Gaylor to run for District Court judge
By Matthew Whittle
Published in News on February 24, 2008 2:21 AM
With more than 30 years of private practice behind him, Goldsboro attorney Charles Gaylor III has decided to run for the open District 8 District Court Judge seat.
"After practicing law for nearly 30 years, I feel like I've got a wealth of information and knowledge that I can take with me to the judiciary," he said.
If elected, he would be replacing Judge Joseph Setzer Jr., who announced his retirement earlier this month.
Also filed for the seat, which covers Wayne, Greene and Lenoir counties, is William Bland, also of Goldsboro.
A Goldsboro native, Gaylor attended the University of North Carolina-Chapel Hill and the Delaware Law School of Widener University. Then, upon graduating, he returned to Goldsboro and joined the now-deceased Cecil Merritt's practice for eight years before opening his own office in The Monticello on William Street.
Since then, he's served with various community organizations, including as Chairman of the Wayne County Development Alliance and the Goldsboro-Wayne Chamber of Commerce. He also has been the recipient of the Lifetime Achievement Award from the Downtown Goldsboro Development Corp. and the Distinguished Service Award from the Goldsboro Jaycees.
And, while he acknowledged that none of that really matters on the bench and that as a rookie judge there would be a learning curve -- as there would be for anybody else -- he still feels that he brings a full set of qualifications with him to the judiciary.
"Fortunately we have a very good set of judges to assist in that (transition), but if you're new to the bench, everybody's got to start," Gaylor said.
During his years as an attorney, he continued, he's worked with a lot of people on a wide variety of cases, from criminal early in his career, to mostly civil today.
And as a District Court judge, he would be responsible for both criminal and civil trials, as well as domestic hearings.

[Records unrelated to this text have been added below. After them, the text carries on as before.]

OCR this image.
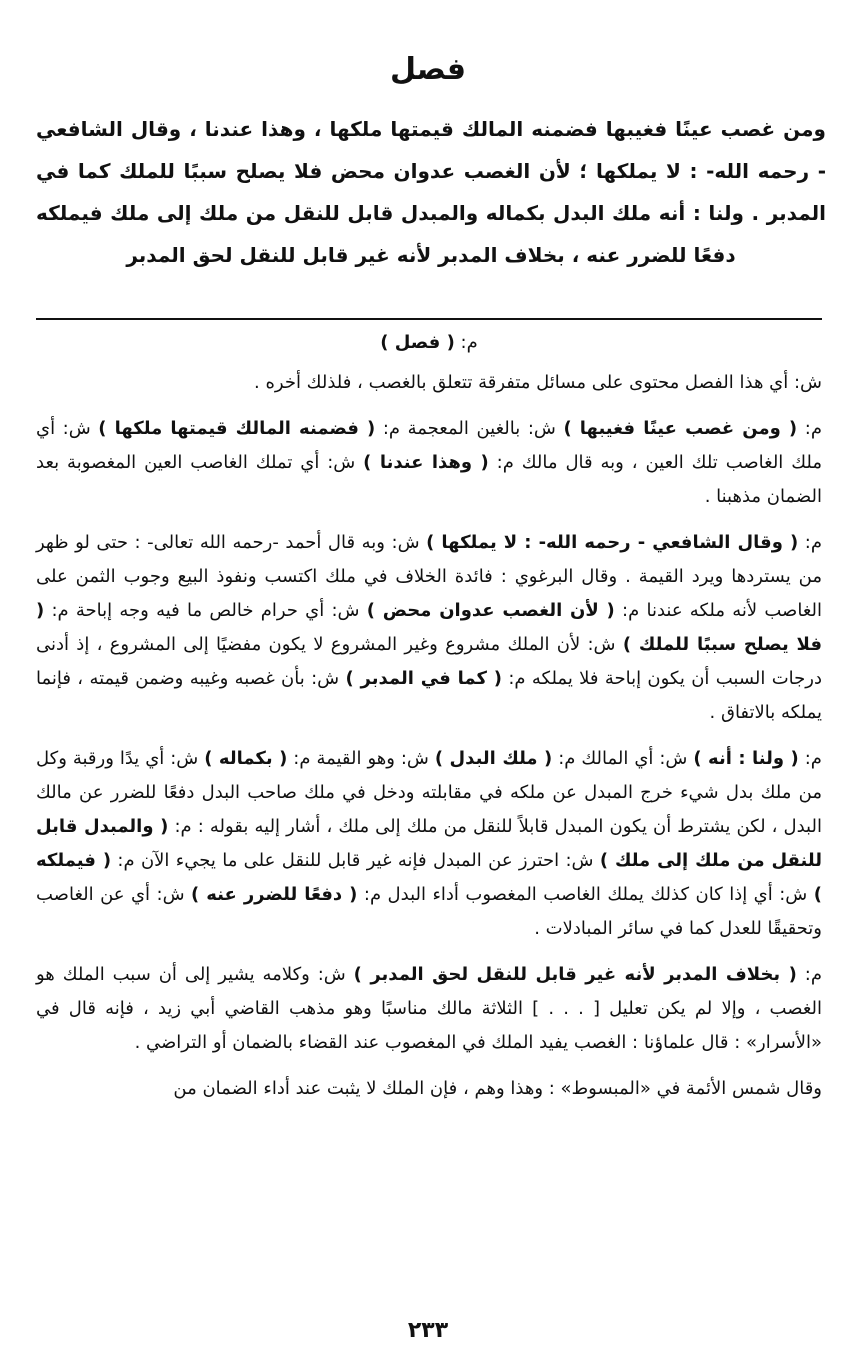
فصل

ومن غصب عينًا فغيبها فضمنه المالك قيمتها ملكها ، وهذا عندنا ، وقال الشافعي - رحمه الله- : لا يملكها ؛ لأن الغصب عدوان محض فلا يصلح سببًا للملك كما في المدبر . ولنا : أنه ملك البدل بكماله والمبدل قابل للنقل من ملك إلى ملك فيملكه دفعًا للضرر عنه ، بخلاف المدبر لأنه غير قابل للنقل لحق المدبر

م: ( فصل )

ش: أي هذا الفصل محتوى على مسائل متفرقة تتعلق بالغصب ، فلذلك أخره .

م: ( ومن غصب عينًا فغيبها ) ش: بالغين المعجمة م: ( فضمنه المالك قيمتها ملكها ) ش: أي ملك الغاصب تلك العين ، وبه قال مالك م: ( وهذا عندنا ) ش: أي تملك الغاصب العين المغصوبة بعد الضمان مذهبنا .

م: ( وقال الشافعي - رحمه الله- : لا يملكها ) ش: وبه قال أحمد -رحمه الله تعالى- : حتى لو ظهر من يستردها ويرد القيمة . وقال البرغوي : فائدة الخلاف في ملك اكتسب ونفوذ البيع وجوب الثمن على الغاصب لأنه ملكه عندنا م: ( لأن الغصب عدوان محض ) ش: أي حرام خالص ما فيه وجه إباحة م: ( فلا يصلح سببًا للملك ) ش: لأن الملك مشروع وغير المشروع لا يكون مفضيًا إلى المشروع ، إذ أدنى درجات السبب أن يكون إباحة فلا يملكه م: ( كما في المدبر ) ش: بأن غصبه وغيبه وضمن قيمته ، فإنما يملكه بالاتفاق .

م: ( ولنا : أنه ) ش: أي المالك م: ( ملك البدل ) ش: وهو القيمة م: ( بكماله ) ش: أي يدًا ورقبة وكل من ملك بدل شيء خرج المبدل عن ملكه في مقابلته ودخل في ملك صاحب البدل دفعًا للضرر عن مالك البدل ، لكن يشترط أن يكون المبدل قابلاً للنقل من ملك إلى ملك ، أشار إليه بقوله : م: ( والمبدل قابل للنقل من ملك إلى ملك ) ش: احترز عن المبدل فإنه غير قابل للنقل على ما يجيء الآن م: ( فيملكه ) ش: أي إذا كان كذلك يملك الغاصب المغصوب أداء البدل م: ( دفعًا للضرر عنه ) ش: أي عن الغاصب وتحقيقًا للعدل كما في سائر المبادلات .

م: ( بخلاف المدبر لأنه غير قابل للنقل لحق المدبر ) ش: وكلامه يشير إلى أن سبب الملك هو الغصب ، وإلا لم يكن تعليل [ . . . ] الثلاثة مالك مناسبًا وهو مذهب القاضي أبي زيد ، فإنه قال في «الأسرار» : قال علماؤنا : الغصب يفيد الملك في المغصوب عند القضاء بالضمان أو التراضي .

وقال شمس الأئمة في «المبسوط» : وهذا وهم ، فإن الملك لا يثبت عند أداء الضمان من

٢٣٣
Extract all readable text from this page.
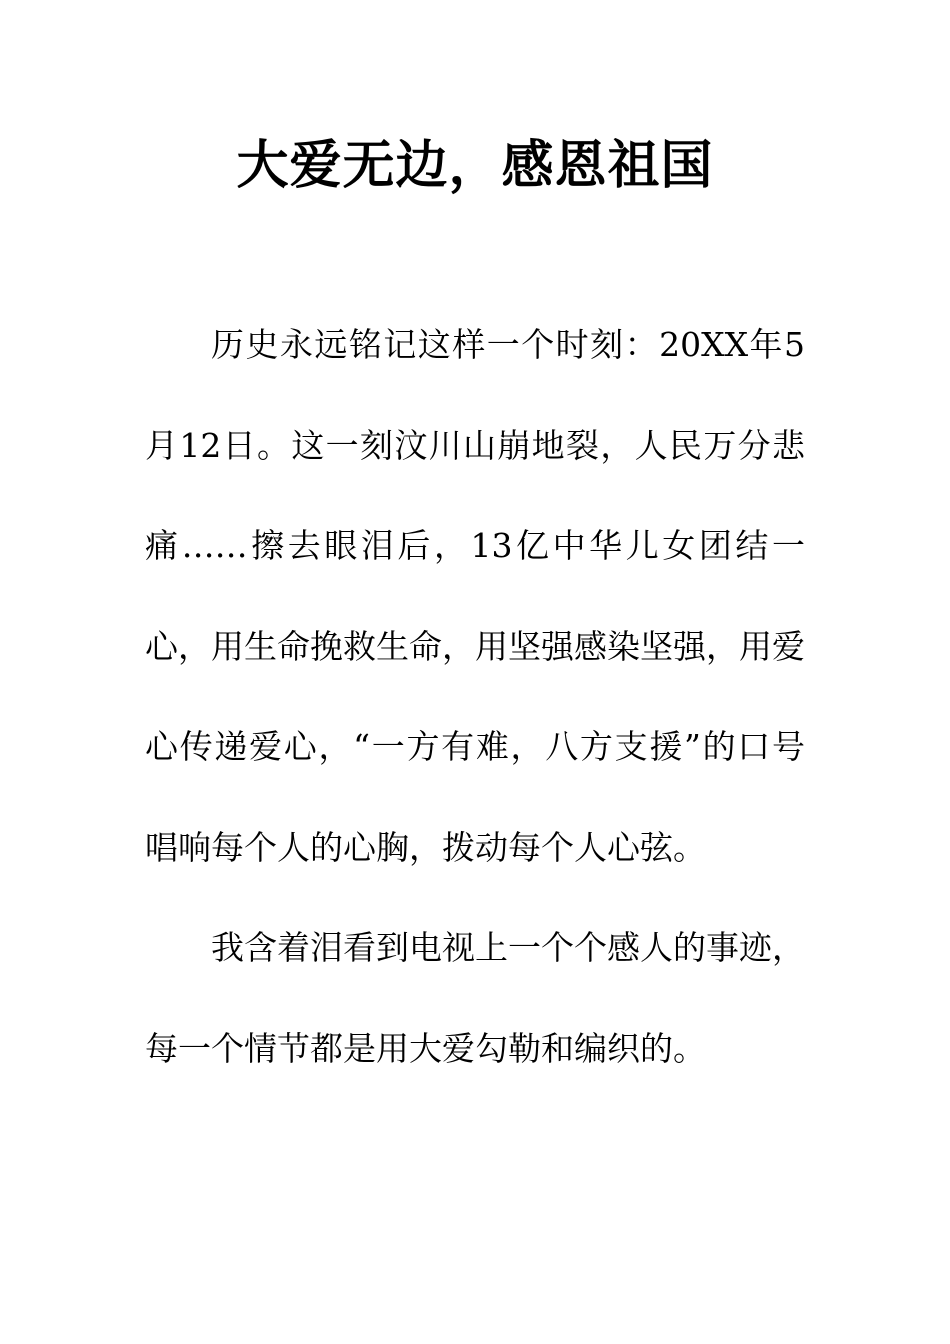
大爱无边，感恩祖国

历史永远铭记这样一个时刻：20XX年5月12日。这一刻汶川山崩地裂，人民万分悲痛……擦去眼泪后，13亿中华儿女团结一心，用生命挽救生命，用坚强感染坚强，用爱心传递爱心，“一方有难，八方支援”的口号唱响每个人的心胸，拨动每个人心弦。

我含着泪看到电视上一个个感人的事迹，每一个情节都是用大爱勾勒和编织的。
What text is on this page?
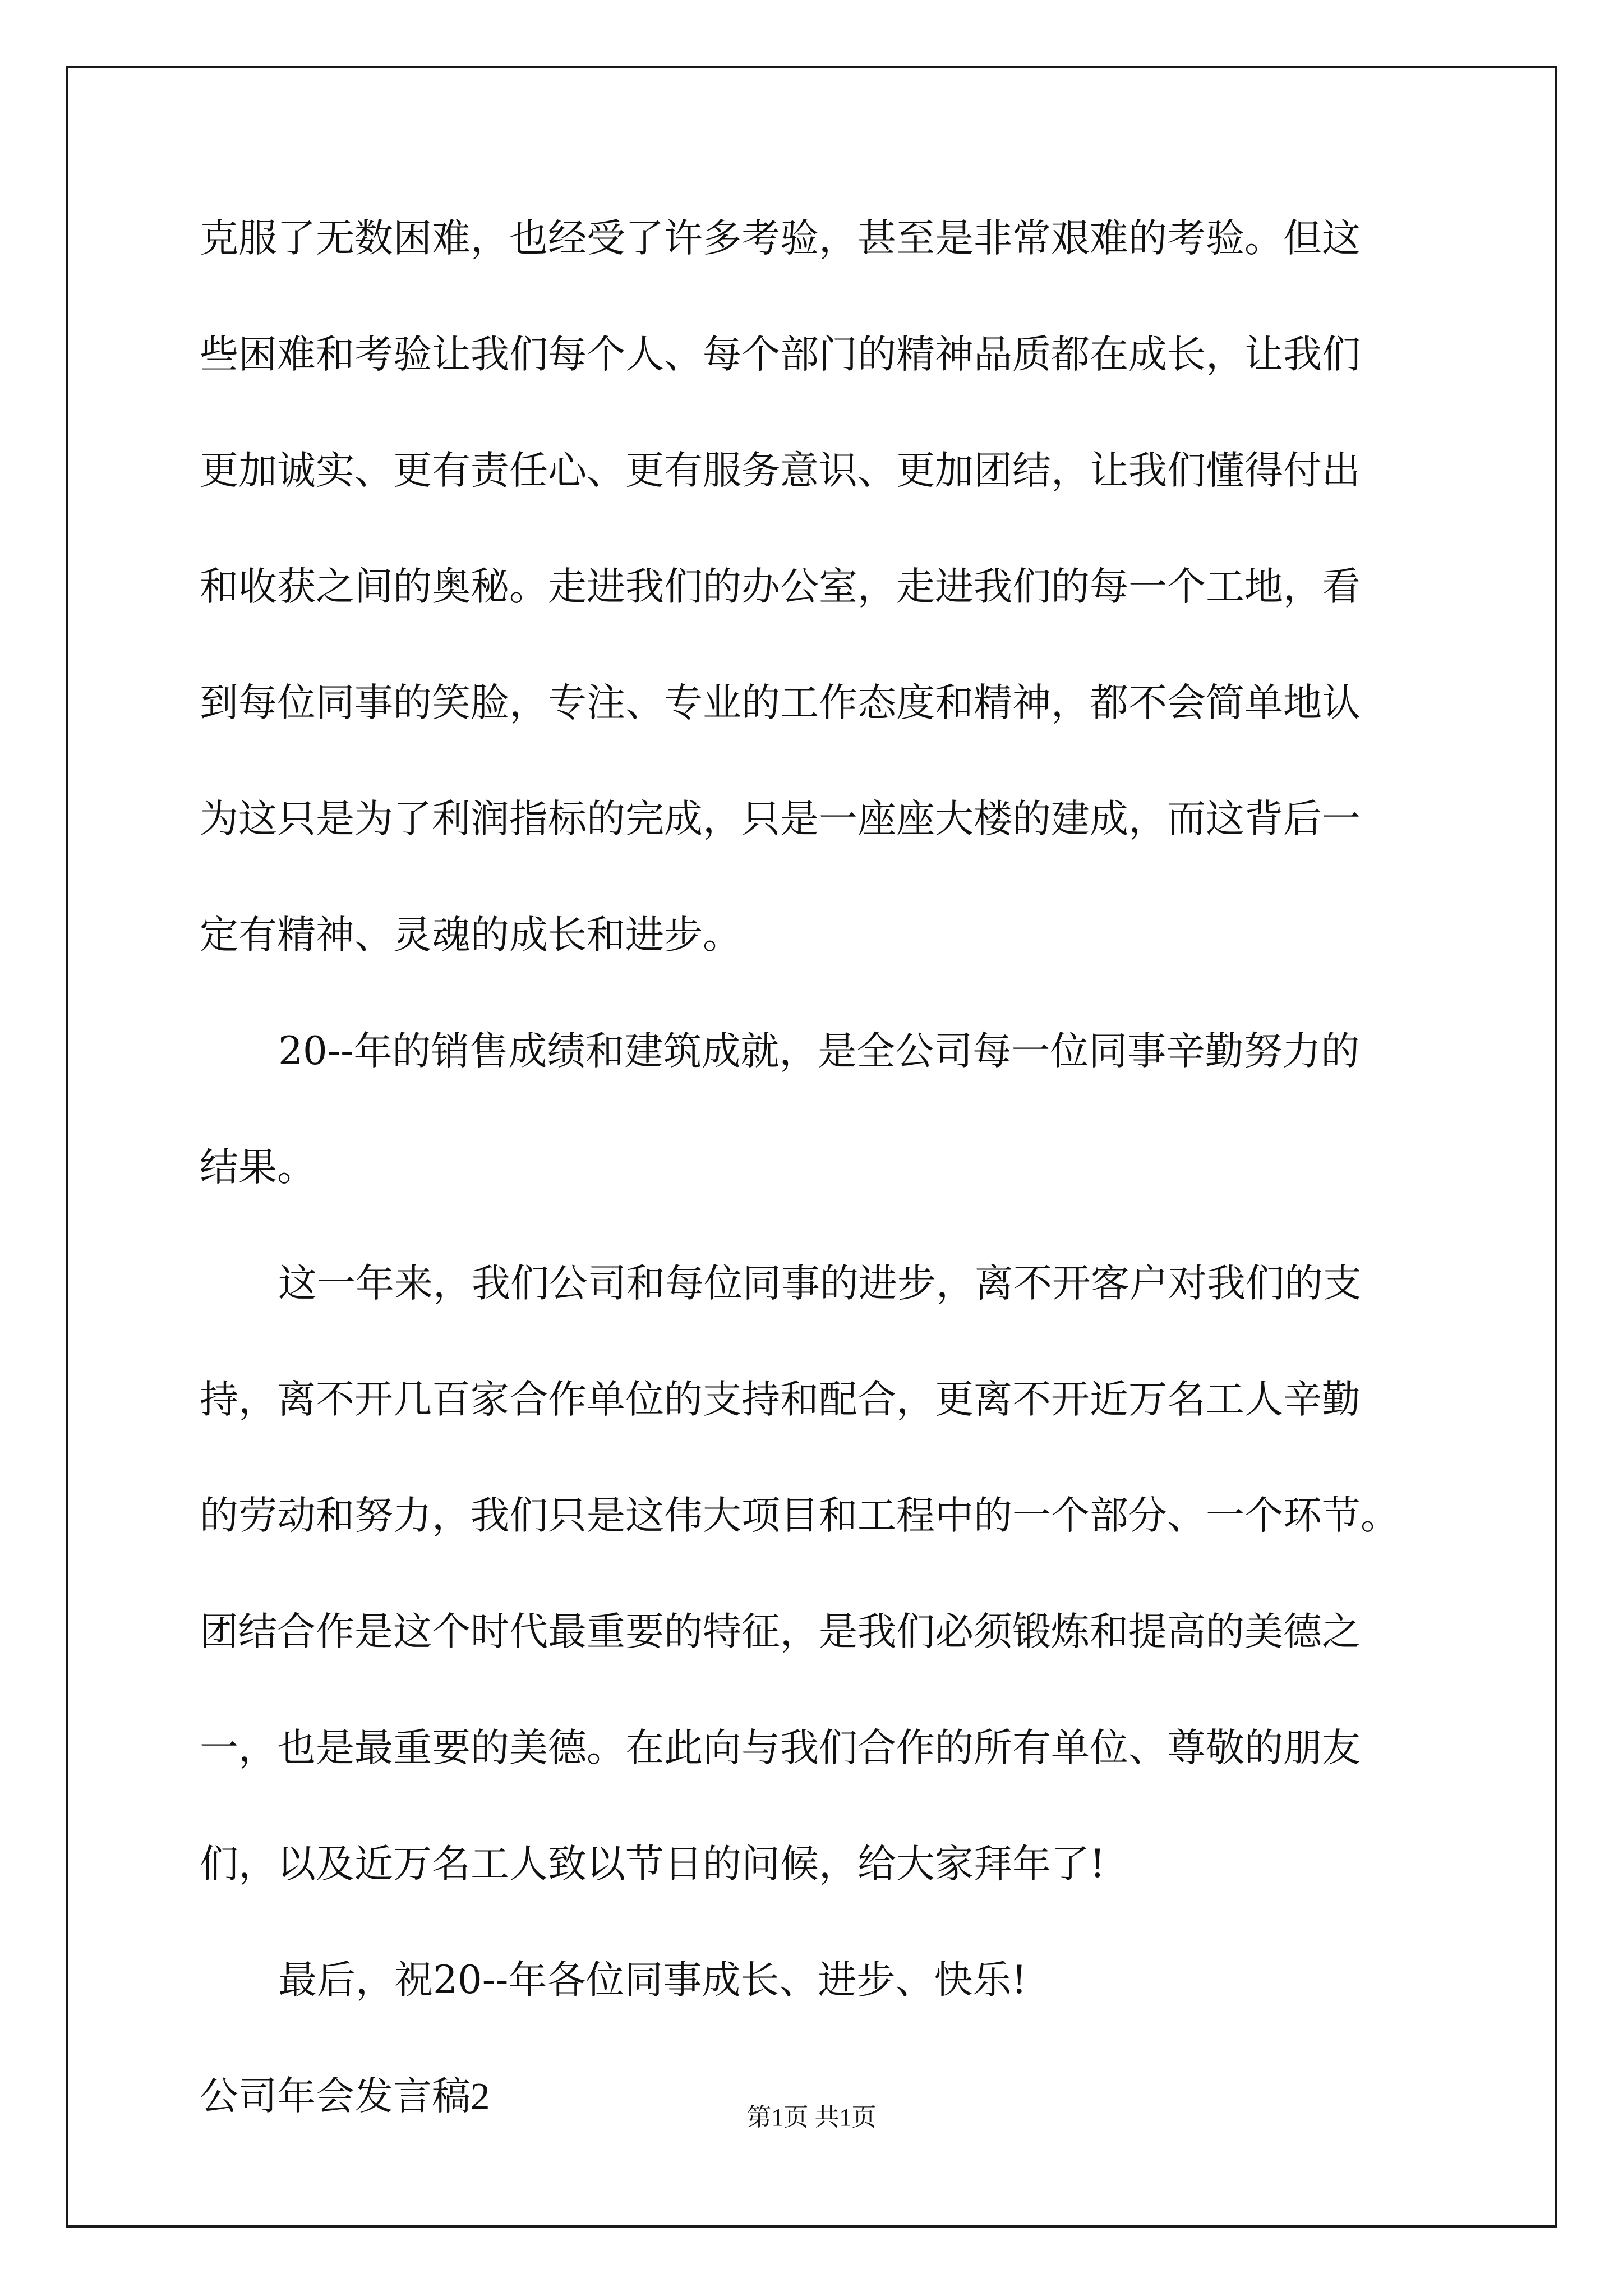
克服了无数困难，也经受了许多考验，甚至是非常艰难的考验。但这
些困难和考验让我们每个人、每个部门的精神品质都在成长，让我们
更加诚实、更有责任心、更有服务意识、更加团结，让我们懂得付出
和收获之间的奥秘。走进我们的办公室，走进我们的每一个工地，看
到每位同事的笑脸，专注、专业的工作态度和精神，都不会简单地认
为这只是为了利润指标的完成，只是一座座大楼的建成，而这背后一
定有精神、灵魂的成长和进步。
20--年的销售成绩和建筑成就，是全公司每一位同事辛勤努力的
结果。
这一年来，我们公司和每位同事的进步，离不开客户对我们的支
持，离不开几百家合作单位的支持和配合，更离不开近万名工人辛勤
的劳动和努力，我们只是这伟大项目和工程中的一个部分、一个环节。
团结合作是这个时代最重要的特征，是我们必须锻炼和提高的美德之
一，也是最重要的美德。在此向与我们合作的所有单位、尊敬的朋友
们，以及近万名工人致以节日的问候，给大家拜年了!
最后，祝20--年各位同事成长、进步、快乐!
公司年会发言稿2	第1页 共1页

"I feel like I've got as much experience as anyone else running for this position," Gaylor said. "And I have gotten to know the people in this area and in this district, and I feel like I know the type of judge they're looking for and the high standards the public requires."
But he thinks that perhaps his biggest contribution -- or at least the one most likely to be appreciated by the rest of the community -- could be his years in private practice.
"I have a unique perspective that I can bring to the judiciary," Gaylor said. "Because of my time in the private sector, I know how important time is to people, and I will always be aware of that during court proceedings.
"I think that's an important perspective that needs to be in the judiciary."
He also knows, though, how challenging, and yet how important it is to keep that idea of time in mind when dealing with hundreds of cases.
"I certainly plan to be fair and impartial and weigh the merits of each case," he said. "I will try to do the best I can to make sure everybody is treated fairly and receives their day in court."
It is, Gaylor, 58, explained, an opportunity and a challenge he's looking forward to meeting.
"I think it's another way to continue to give back to the legal profession," he said. "I believe at this point in my career the best thing I can do is move to the judiciary.
"And I think that the reason for now, is that a seat has opened."
But, really he continued, with a father -- Charles P. Gaylor Jr. -- who also worked as an attorney and served as a judge, it's a move he's been preparing for every since he was a child.
"When I was growing up I had a chance to see what the legal profession was all about, and I developed a real love for law and for the fact that it provides a real unique opportunity to help people," Gaylor said.
Gaylor is married to Rhonda McDonald Gaylor and has a son, Charles P. Gaylor IV.